The offensive has set off the heaviest fighting between Israel and the Islamic terrorist group since an eight-day battle in November 2012.
Terrorists unleashed rocket salvos deep into Israeli territory and Israel mobilised thousands of forces along the Gaza border for a possible ground invasion into the Palestinian territory.
Since the offensive began yesterday, Israel has attacked more than 400 sites in Gaza, killing at least 32 people.
The strikes from air and sea came after terrorists fired more than 160 rockets at Israel, including one that reached the northern Israeli city of Hadera for the first time. The city is about 100 kilometres (60 miles) from Gaza.
The army said it attacked more than 160 sites in Gaza early today, including 118 concealed rocket-launching sites, six Hamas compounds, 10 militant command centres, weapons storage facilities and 10 tunnels used for terrorist activity and to ferry supplies in from Egypt.
Gaza health official Ashraf Al-Kedra said the new airstrikes killed one terrorist in south Gaza, as well as an Islamic Jihad operative, his mother, and four siblings in northern Gaza. Another man was killed on a motorbike.

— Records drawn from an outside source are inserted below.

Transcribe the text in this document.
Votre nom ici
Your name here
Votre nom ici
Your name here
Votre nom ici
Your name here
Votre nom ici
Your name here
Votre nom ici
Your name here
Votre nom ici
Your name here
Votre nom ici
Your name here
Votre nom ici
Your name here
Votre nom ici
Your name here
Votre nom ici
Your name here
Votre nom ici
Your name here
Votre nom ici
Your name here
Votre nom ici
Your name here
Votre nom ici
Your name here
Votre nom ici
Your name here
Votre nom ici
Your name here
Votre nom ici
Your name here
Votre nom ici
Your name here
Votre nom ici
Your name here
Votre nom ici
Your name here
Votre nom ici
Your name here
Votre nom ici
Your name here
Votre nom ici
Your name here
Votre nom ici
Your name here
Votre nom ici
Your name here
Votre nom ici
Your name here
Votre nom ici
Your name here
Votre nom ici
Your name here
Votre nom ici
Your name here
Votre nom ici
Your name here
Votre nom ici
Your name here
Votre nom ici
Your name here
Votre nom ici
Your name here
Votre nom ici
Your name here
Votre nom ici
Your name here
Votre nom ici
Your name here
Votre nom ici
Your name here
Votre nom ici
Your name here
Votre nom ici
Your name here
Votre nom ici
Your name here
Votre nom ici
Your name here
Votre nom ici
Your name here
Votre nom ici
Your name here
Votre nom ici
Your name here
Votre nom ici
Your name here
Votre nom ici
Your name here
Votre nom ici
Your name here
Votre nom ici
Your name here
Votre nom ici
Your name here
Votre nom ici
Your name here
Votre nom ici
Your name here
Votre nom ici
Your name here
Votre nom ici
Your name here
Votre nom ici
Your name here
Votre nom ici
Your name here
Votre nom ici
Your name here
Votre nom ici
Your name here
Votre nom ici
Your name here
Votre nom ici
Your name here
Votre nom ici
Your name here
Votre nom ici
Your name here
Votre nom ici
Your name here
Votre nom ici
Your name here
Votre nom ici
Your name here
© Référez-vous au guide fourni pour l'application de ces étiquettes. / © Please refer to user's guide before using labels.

Four rockets were fired from Gaza towards Israel overnight, the army said, a significant decline from the large number that hit the night before, setting off air raid sirens in Jerusalem, Tel Aviv and other areas.
By early today, air raid sirens had sounded in Tel Aviv and Israel’s south and the army said two rockets were apparently intercepted above the city by an anti-missile battery.
Military spokesman Lieutenant Colonel Peter Lerner said the military’s aim was to take a “substantial toll” on Hamas and to deplete its rocket capabilities. He said the army would gradually ramp up its strikes on Gaza.
“The organisation is going to pay for its aggression. It is literally holding us hostage with its rockets,” he said. “The country is not willing for this situation to continue.”
Palestinian president Mahmoud Abbas has called on the international community and the United Nations to “provide international protection for our people”.
Speaking from the West Bank, he said in a televised statement that Hamas leaders in Gaza want to restore calm.
“I have been in contact with the regional and international parties in the last few days, particularly Hamas leaders in Gaza, and everyone I’ve talked to expressed his willingness to restore the truce and stop the escalation,” Mr Abbas said.
He called the Israeli offensive on Gaza an “orchestrated and brutal aggression”.